I can’t say for Milwaukee.
How come gas is 3.29 in my part of West Texas? That’s too high, but lower than in a lot of places.
Another way to look at it is, those idiots that were salivating at the thought that gas was headed to, first 5, then 10 $$$ a gallon have been kicked in the teeth.
A number of factors go into the price of gas at the pump. It’s worthwhile to list them, but I’m not in the mood for getting down into those weeds.
Supply and demand is only one of them, given all the other things that are affecting prices, too.
Actually, I can repeat their excuse for the high price — rumor.
There was a rumoor that a distributor would not be able to meet its delivery schedule last week and that caused the price to jump from $3.89 where it had been stuck for weeks to $4.09 (and as high as $4.21) over night.
Gas will never be $2.00 per gallon again, and you don’t want it to be.

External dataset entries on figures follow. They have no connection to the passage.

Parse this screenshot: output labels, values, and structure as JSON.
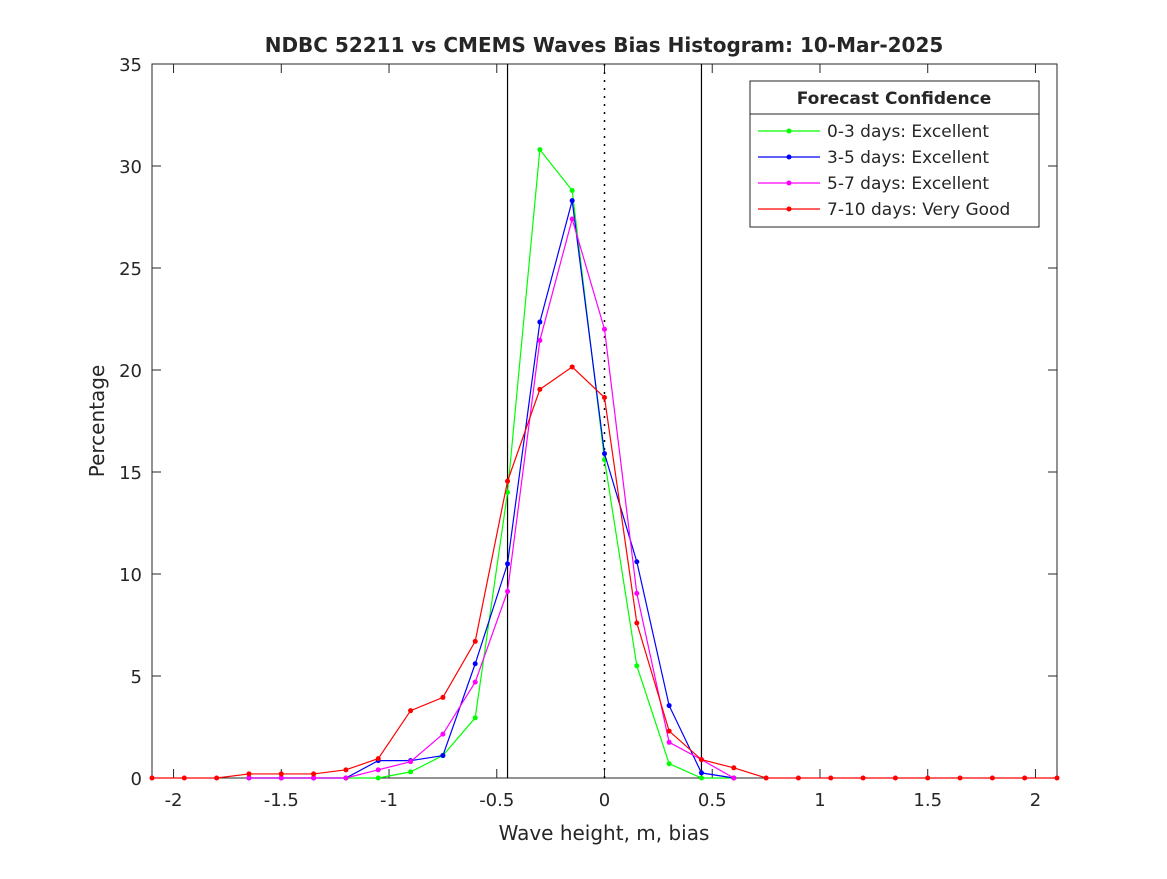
{
  "chart_data": {
    "type": "line",
    "title": "NDBC 52211 vs CMEMS Waves Bias Histogram: 10-Mar-2025",
    "xlabel": "Wave height, m, bias",
    "ylabel": "Percentage",
    "xlim": [
      -2.1,
      2.1
    ],
    "ylim": [
      0,
      35
    ],
    "xticks": [
      -2,
      -1.5,
      -1,
      -0.5,
      0,
      0.5,
      1,
      1.5,
      2
    ],
    "xtick_labels": [
      "-2",
      "-1.5",
      "-1",
      "-0.5",
      "0",
      "0.5",
      "1",
      "1.5",
      "2"
    ],
    "yticks": [
      0,
      5,
      10,
      15,
      20,
      25,
      30,
      35
    ],
    "ytick_labels": [
      "0",
      "5",
      "10",
      "15",
      "20",
      "25",
      "30",
      "35"
    ],
    "vlines_solid": [
      -0.45,
      0.45
    ],
    "vline_dotted": 0,
    "grid": false,
    "legend": {
      "title": "Forecast Confidence",
      "placement": "top-right"
    },
    "series": [
      {
        "name": "0-3 days: Excellent",
        "color": "#00ff00",
        "x": [
          -1.65,
          -1.5,
          -1.35,
          -1.2,
          -1.05,
          -0.9,
          -0.75,
          -0.6,
          -0.45,
          -0.3,
          -0.15,
          0,
          0.15,
          0.3,
          0.45,
          0.6
        ],
        "y": [
          0,
          0,
          0,
          0,
          0,
          0.3,
          1.1,
          2.95,
          14.0,
          30.8,
          28.8,
          15.6,
          5.5,
          0.7,
          0,
          0
        ]
      },
      {
        "name": "3-5 days: Excellent",
        "color": "#0000ff",
        "x": [
          -1.65,
          -1.5,
          -1.35,
          -1.2,
          -1.05,
          -0.9,
          -0.75,
          -0.6,
          -0.45,
          -0.3,
          -0.15,
          0,
          0.15,
          0.3,
          0.45,
          0.6
        ],
        "y": [
          0,
          0,
          0,
          0,
          0.85,
          0.85,
          1.1,
          5.6,
          10.5,
          22.35,
          28.3,
          15.9,
          10.6,
          3.55,
          0.25,
          0
        ]
      },
      {
        "name": "5-7 days: Excellent",
        "color": "#ff00ff",
        "x": [
          -1.65,
          -1.5,
          -1.35,
          -1.2,
          -1.05,
          -0.9,
          -0.75,
          -0.6,
          -0.45,
          -0.3,
          -0.15,
          0,
          0.15,
          0.3,
          0.45,
          0.6
        ],
        "y": [
          0,
          0,
          0,
          0,
          0.4,
          0.8,
          2.15,
          4.7,
          9.15,
          21.45,
          27.4,
          22.0,
          9.05,
          1.75,
          0.9,
          0
        ]
      },
      {
        "name": "7-10 days: Very Good",
        "color": "#ff0000",
        "x": [
          -2.1,
          -1.95,
          -1.8,
          -1.65,
          -1.5,
          -1.35,
          -1.2,
          -1.05,
          -0.9,
          -0.75,
          -0.6,
          -0.45,
          -0.3,
          -0.15,
          0,
          0.15,
          0.3,
          0.45,
          0.6,
          0.75,
          0.9,
          1.05,
          1.2,
          1.35,
          1.5,
          1.65,
          1.8,
          1.95,
          2.1
        ],
        "y": [
          0,
          0,
          0,
          0.2,
          0.2,
          0.2,
          0.4,
          0.95,
          3.3,
          3.95,
          6.7,
          14.55,
          19.05,
          20.15,
          18.65,
          7.6,
          2.3,
          0.9,
          0.5,
          0,
          0,
          0,
          0,
          0,
          0,
          0,
          0,
          0,
          0
        ]
      }
    ]
  }
}
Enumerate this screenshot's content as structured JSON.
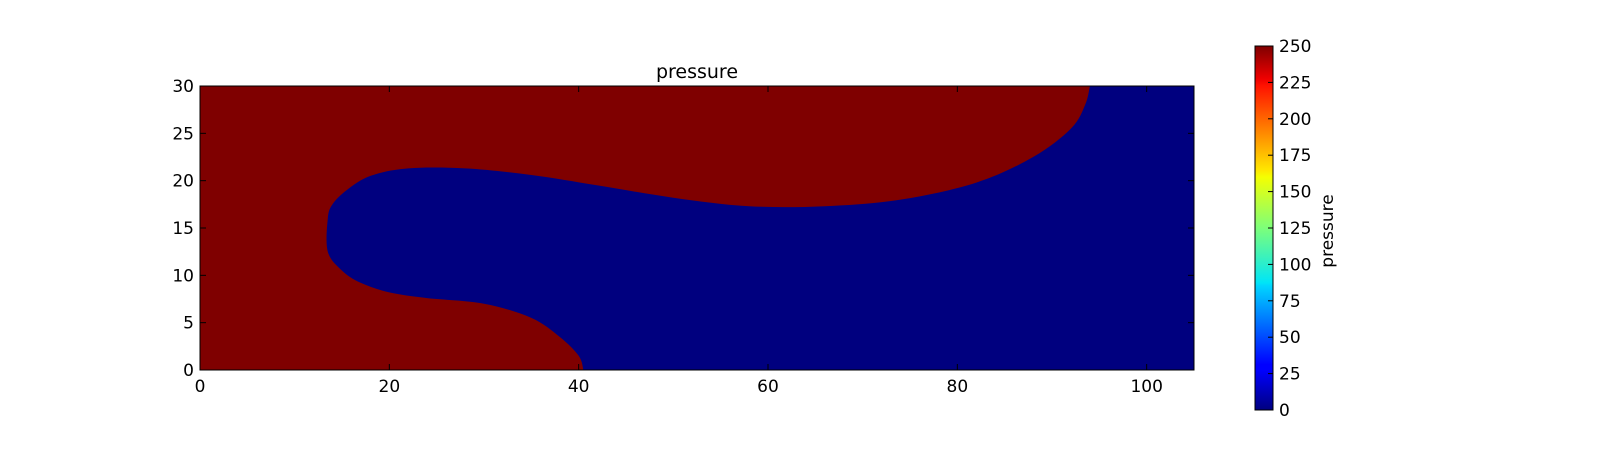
{
  "chart_data": {
    "type": "heatmap",
    "title": "pressure",
    "xlabel": "",
    "ylabel": "",
    "xlim": [
      0,
      105
    ],
    "ylim": [
      0,
      30
    ],
    "x_ticks": [
      0,
      20,
      40,
      60,
      80,
      100
    ],
    "y_ticks": [
      0,
      5,
      10,
      15,
      20,
      25,
      30
    ],
    "grid": false,
    "colormap": "jet",
    "colorbar": {
      "label": "pressure",
      "range": [
        0,
        250
      ],
      "ticks": [
        0,
        25,
        50,
        75,
        100,
        125,
        150,
        175,
        200,
        225,
        250
      ]
    },
    "background_value": 0,
    "regions": [
      {
        "value": 250,
        "description_points": [
          [
            0,
            0
          ],
          [
            40.5,
            0
          ],
          [
            40,
            1.5
          ],
          [
            38,
            3.5
          ],
          [
            35,
            5.5
          ],
          [
            30,
            7
          ],
          [
            24,
            7.6
          ],
          [
            20,
            8.2
          ],
          [
            17,
            9.2
          ],
          [
            15,
            10.5
          ],
          [
            13.5,
            12.5
          ],
          [
            13.5,
            16
          ],
          [
            14,
            17.5
          ],
          [
            15.5,
            19
          ],
          [
            18,
            20.5
          ],
          [
            22,
            21.3
          ],
          [
            28,
            21.3
          ],
          [
            35,
            20.6
          ],
          [
            42,
            19.5
          ],
          [
            50,
            18.2
          ],
          [
            58,
            17.3
          ],
          [
            66,
            17.3
          ],
          [
            74,
            18
          ],
          [
            82,
            19.8
          ],
          [
            88,
            22.5
          ],
          [
            92,
            25.5
          ],
          [
            93.5,
            28
          ],
          [
            94,
            30
          ],
          [
            0,
            30
          ]
        ]
      }
    ]
  }
}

Yes, we have the wonderful technology that has made accessible oil and gas reserves that were previously thought to be not recoverable. But it comes at a cost. It costs $70 per barrel just to get the oil out of the ground in a shale fracking operation. That means that with transportation and other costs, we need oil to be at $80-90 per barrel just to make it economically profitable to drill for it here.
If the price drops below that amount, the wells shut down, we lose jobs and all this good economic news is history.
As long as the price is stable around $3.50 per gallon, we can enjoy the energy boom, the economy will adjust and life will be good. In fact, it’s been stable around this price range for about five years now, and that’s why we are having the domestic energy increase.